38 million Mexicans want to migrate to US

Byron York:
One argument often heard in the debate over comprehensive immigration reform is that the flow of illegal immigrants from Mexico to the United States, once measured in the hundreds of thousands per year, has slowed dramatically and is not likely to pick up again.

"All across Mexico's ruddy central plains, most of the people who could go north already have," reported the New York Times in early April. "[P]ast experience and current trends in both Mexico and the United States suggest that legalization would not lead to a sudden flood of illegal immigration on the scale of what occurred after 1986."

Some reformers have cited stories like the Times' to suggest there's no need for sweeping new border security or workplace enforcement measures; illegal immigration is on the decline anyway.

It is true that net migration from Mexico fell to virtually nothing during the depths of the Great Recession. That did not mean Mexicans stopped coming to the U.S., but rather that the number of Mexicans entering the U.S. and the number leaving were about the same. But in the last year or so, there have been signs of an increase, and now a new poll suggests many Mexicans would come to the U.S. if they had the chance. And many of them would come illegally if necessary.

The Pew Research Center's Global Attitudes Project released a survey Monday to help set the stage for President Obama's visit to Mexico later this week. In 1,000 in-person interviews conducted across Mexico last month, Pew researchers asked, in Spanish, "If at this moment, you had the means and opportunity to go to live in the United States, would you go?" Thirty-five percent of those surveyed said yes.

The population of Mexico is about 110 million.
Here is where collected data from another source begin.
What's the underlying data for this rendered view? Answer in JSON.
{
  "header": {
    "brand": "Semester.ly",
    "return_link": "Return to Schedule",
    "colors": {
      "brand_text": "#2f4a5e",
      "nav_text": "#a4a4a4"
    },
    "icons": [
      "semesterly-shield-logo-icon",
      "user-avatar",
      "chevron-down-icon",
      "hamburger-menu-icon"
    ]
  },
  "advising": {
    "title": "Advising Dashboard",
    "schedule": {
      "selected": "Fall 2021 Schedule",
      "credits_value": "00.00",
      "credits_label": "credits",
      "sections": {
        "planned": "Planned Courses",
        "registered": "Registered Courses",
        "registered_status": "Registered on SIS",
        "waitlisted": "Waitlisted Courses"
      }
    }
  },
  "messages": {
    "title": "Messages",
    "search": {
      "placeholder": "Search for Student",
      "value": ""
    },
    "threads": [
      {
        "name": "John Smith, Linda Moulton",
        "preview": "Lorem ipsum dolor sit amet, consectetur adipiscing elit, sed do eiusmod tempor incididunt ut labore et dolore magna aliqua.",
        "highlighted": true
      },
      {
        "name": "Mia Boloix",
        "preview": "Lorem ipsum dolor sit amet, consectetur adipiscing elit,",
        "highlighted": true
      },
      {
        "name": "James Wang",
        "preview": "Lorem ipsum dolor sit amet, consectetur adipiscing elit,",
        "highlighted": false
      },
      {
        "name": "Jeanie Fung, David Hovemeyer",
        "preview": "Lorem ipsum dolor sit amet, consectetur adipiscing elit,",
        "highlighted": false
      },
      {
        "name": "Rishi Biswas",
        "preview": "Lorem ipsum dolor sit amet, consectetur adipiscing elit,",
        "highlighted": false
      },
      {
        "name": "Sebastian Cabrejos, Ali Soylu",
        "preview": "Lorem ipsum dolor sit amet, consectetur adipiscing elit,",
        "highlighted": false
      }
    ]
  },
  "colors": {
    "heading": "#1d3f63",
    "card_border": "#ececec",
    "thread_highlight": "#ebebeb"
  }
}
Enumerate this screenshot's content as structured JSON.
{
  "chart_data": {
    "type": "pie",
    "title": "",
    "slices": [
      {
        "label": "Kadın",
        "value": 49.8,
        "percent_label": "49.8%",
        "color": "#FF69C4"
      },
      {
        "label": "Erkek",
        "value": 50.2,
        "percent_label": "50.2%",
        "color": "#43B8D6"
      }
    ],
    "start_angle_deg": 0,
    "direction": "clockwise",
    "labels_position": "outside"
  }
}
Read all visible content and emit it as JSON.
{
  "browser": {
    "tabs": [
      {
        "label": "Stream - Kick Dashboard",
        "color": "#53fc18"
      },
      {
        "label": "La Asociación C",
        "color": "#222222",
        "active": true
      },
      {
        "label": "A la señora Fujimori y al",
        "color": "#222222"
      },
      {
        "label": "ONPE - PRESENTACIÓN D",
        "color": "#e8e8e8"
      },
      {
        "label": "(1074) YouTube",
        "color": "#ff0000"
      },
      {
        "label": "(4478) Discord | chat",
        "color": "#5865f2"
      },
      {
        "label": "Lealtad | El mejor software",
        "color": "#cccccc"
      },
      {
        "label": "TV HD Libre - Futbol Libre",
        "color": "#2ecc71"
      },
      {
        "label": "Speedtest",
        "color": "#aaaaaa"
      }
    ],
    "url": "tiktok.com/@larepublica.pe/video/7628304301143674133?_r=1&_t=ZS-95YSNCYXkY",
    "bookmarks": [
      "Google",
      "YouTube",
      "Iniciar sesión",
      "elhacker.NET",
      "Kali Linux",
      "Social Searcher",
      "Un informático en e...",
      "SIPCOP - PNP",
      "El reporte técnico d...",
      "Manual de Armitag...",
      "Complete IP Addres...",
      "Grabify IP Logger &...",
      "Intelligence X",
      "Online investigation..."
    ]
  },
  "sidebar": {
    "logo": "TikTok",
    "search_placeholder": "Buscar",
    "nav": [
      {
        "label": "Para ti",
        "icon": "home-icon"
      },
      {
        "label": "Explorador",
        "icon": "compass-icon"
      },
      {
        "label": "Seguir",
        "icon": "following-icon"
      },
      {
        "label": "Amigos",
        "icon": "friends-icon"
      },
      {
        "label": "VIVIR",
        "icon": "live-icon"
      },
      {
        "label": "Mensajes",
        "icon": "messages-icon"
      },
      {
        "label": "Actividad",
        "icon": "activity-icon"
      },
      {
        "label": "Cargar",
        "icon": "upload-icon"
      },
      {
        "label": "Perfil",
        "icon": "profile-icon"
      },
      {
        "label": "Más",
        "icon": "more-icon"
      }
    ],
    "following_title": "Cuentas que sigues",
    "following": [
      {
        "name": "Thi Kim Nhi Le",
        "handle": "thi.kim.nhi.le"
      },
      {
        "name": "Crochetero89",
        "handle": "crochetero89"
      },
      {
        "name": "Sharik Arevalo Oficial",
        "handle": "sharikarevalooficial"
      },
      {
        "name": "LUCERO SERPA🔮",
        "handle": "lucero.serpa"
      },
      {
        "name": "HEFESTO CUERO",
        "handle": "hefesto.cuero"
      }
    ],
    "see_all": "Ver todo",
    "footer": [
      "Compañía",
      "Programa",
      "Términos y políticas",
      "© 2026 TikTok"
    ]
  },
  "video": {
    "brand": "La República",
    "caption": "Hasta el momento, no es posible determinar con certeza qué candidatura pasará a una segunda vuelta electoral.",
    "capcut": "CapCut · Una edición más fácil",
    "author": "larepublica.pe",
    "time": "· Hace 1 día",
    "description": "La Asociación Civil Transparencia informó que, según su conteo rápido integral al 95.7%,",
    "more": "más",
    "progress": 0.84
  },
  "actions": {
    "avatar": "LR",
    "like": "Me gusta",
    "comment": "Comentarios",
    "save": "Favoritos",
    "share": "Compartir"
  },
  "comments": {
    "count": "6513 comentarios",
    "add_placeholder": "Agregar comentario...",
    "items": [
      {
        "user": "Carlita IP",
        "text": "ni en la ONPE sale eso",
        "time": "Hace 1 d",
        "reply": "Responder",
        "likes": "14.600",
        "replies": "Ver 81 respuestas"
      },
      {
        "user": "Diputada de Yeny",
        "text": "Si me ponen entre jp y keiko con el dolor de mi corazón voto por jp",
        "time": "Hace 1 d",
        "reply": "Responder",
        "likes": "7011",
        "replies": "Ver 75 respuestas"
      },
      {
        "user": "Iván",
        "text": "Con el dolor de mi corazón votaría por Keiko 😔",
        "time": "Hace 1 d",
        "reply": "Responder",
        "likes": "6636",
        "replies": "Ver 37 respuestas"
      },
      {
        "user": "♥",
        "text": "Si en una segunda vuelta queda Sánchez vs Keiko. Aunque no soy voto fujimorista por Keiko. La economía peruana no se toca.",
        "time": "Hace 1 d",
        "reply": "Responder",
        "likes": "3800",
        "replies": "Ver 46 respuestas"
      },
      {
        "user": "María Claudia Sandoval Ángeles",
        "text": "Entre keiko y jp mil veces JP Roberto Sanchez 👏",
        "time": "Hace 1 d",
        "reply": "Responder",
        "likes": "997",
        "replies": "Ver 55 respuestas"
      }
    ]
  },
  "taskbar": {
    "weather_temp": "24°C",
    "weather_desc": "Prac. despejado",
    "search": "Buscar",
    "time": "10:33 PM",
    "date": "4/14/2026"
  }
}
If the Pew numbers are correct, that means about 38 million would like to live in the U.S.

Going into a little more detail, Pew found 20 percent of all Mexicans would be "inclined to go work and live in the U.S. without authorization." That's about 22 million people who might come to the U.S. illegally, if they had the chance.
... 
That is just the tip if the problem.  Migrants from Central America make up the bulk of the current crop coming here illegally.  The proposed immigration "reform" does little to stem that flow of illegals.   Until we do something to stop the flow we only make the problem worse by legalizing those who came here illegally.